One Eye Closed
September 23 – November 4, 2023
Rusha & Co. is proud to present Jon Young: One Eye Closed, the artist’s debut solo exhibition in Los Angeles and his first presentation with the gallery. A tribal member of the Catawba Indian Nation of Rock Hill, South Carolina, Young’s iridescent wall works and sculptures challenge American symbology and visibility.
In western culture, vision has been considered the noblest of the senses. In renaissance times, the senses were put into a hierarchy with vision at the top and touch at the bottom. Approaching works of art requires a certain level of ocularcentrism, the act of prioritizing visual stimuli to all other stimuli available to human awareness. But what of blind spots in our midst? “How can he see he’s got flies in his eyes if he’s got flies in his eyes?” And what shall we do if the same things look different from every angle in which we approach them? The body of work Young’s produced for One Eye Closed is, after all, ever-shifting, the colors gliding across stretched fabric as perspectives change. Young’s symbols fluctuate, literally through rainbows of color, and conceptually through cartographies of meaning.
Iris, the Greek goddess of the rainbow, conveyed messages from Mount Olympus to earth, and from gods to mortals or other gods, using the rainbow as her stairway. The campfire was similarly a type of message-machine, where clouds of smoke (typically associated with processes of obfuscation) functioned to broadcast critical information. The semiotic assemblages of our time manifest constantly on the roads on which we travel, preaching to us from billboards, advertisements, and in the information highways of the internet. How we move through space becomes contextualized by the signs put up around us by capital, laden with symbols. And yet the transmission of information is always in flux, something lost or changed in each retelling of a message or narrative. Even while our horoscopes, these immutable tropes tied to our spiritual ancestors, have remained with some conceptual consistency, the skies above us have slid past the meanings from which those truisms were divined.
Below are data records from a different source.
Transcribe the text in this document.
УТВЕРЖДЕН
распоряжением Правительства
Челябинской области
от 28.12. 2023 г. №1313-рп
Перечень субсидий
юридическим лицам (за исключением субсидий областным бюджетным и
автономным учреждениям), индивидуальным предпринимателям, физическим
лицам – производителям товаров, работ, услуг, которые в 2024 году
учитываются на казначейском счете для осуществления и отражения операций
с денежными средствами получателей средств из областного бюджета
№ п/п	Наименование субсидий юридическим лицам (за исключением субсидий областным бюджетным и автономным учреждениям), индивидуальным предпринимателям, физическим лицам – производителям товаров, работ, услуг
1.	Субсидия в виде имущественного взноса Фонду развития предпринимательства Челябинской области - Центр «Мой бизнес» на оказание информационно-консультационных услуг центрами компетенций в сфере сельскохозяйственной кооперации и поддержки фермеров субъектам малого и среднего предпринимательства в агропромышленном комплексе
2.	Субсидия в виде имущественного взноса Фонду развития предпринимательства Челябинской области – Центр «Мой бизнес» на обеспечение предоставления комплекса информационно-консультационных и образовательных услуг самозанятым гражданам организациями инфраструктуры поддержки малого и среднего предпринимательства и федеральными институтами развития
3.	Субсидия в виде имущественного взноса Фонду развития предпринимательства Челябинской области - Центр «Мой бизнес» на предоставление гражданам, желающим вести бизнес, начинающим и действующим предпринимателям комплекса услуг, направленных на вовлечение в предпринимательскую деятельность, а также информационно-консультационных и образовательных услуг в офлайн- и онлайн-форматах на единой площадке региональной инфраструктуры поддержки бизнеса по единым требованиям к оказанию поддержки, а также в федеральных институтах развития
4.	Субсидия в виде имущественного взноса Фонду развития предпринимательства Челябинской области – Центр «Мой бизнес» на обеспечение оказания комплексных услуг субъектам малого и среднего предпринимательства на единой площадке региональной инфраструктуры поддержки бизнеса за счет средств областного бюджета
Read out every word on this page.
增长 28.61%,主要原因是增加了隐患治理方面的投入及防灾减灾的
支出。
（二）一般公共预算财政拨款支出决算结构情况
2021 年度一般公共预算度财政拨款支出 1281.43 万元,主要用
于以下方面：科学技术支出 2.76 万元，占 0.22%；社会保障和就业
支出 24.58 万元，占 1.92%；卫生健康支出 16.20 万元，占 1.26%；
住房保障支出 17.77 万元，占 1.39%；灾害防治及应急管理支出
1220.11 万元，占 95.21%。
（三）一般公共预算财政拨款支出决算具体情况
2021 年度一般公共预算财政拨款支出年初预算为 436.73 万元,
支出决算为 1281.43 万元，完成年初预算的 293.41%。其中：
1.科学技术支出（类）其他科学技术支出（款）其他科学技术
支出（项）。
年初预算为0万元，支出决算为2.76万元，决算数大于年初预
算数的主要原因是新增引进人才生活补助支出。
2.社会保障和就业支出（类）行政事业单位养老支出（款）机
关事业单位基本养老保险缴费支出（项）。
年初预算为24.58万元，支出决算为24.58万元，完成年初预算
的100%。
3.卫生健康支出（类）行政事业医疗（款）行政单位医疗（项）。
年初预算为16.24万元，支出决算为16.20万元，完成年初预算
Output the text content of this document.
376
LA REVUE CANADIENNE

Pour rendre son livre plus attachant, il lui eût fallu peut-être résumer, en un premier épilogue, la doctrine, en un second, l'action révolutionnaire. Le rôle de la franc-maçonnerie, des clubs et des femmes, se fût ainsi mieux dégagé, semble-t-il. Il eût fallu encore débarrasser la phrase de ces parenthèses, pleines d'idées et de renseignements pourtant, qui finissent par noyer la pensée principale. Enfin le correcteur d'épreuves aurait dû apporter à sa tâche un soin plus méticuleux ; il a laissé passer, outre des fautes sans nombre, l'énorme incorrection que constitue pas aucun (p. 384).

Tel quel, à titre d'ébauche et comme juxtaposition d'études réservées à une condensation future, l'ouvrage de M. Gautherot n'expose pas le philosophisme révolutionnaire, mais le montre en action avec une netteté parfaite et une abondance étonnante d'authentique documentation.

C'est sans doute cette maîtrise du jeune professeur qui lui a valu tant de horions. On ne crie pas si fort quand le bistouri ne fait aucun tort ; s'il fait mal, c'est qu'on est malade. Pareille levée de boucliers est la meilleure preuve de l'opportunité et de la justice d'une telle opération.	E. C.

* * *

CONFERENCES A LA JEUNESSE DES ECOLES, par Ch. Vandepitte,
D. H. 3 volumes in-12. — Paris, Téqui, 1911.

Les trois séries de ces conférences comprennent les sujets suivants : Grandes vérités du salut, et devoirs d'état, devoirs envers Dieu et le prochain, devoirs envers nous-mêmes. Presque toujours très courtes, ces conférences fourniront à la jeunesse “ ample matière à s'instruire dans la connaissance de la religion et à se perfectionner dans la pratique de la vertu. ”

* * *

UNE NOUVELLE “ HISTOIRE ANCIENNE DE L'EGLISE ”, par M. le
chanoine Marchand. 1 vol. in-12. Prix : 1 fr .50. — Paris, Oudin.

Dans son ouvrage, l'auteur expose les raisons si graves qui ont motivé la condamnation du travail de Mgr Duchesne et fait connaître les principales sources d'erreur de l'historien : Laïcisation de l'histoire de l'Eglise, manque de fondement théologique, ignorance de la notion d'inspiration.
Jon Young draws a line in the sand for his onlookers. For a chicken, this is an act of magnetic hypnotism, induced by the marcation in their gaze into a state of trance. David Crockett’s line in the sand was a choice made visible in the American mythos. Young’s corrugations, instead of the ephemeral gestures blown away by the wind, become permanent in his sculptures and wall-works, questioning notions of free will, choice, and fate itself. He creates a pressure within his stretched fabrics, his materials embodying a literal and figurative tension between self determination and destiny manifest.
Jon Young was born in Winston Salem, North Carolina (1981) and now lives and works in St. Louis, Missouri. He holds a BFA from the University of Wyoming and an MFA from the Sam Fox School of Design and Visual Art at Washington University in St. Louis. Recent exhibitions include Tin Star Tall Tales (with Canyon Castador), Volery Gallery, Dubai (2023, two-person); The Other Side of Quicksand, Great Rivers Biennial, Contemporary Art Museum, St. Louis (2022, solo); Looking West (with Anselm Reyle), Morgan Presents, New York (2022, two-person); Manscaping, The Hole, Los Angeles (2022); Beautiful Freaks, Tuesday to Friday, Valencia (2022); Strangers in the House, Semiose Gallery, Paris (2021); Stockholm Sessions, Carl Kostyál, Stockholm (2021); and Nature Morte, The Hole, New York (2021).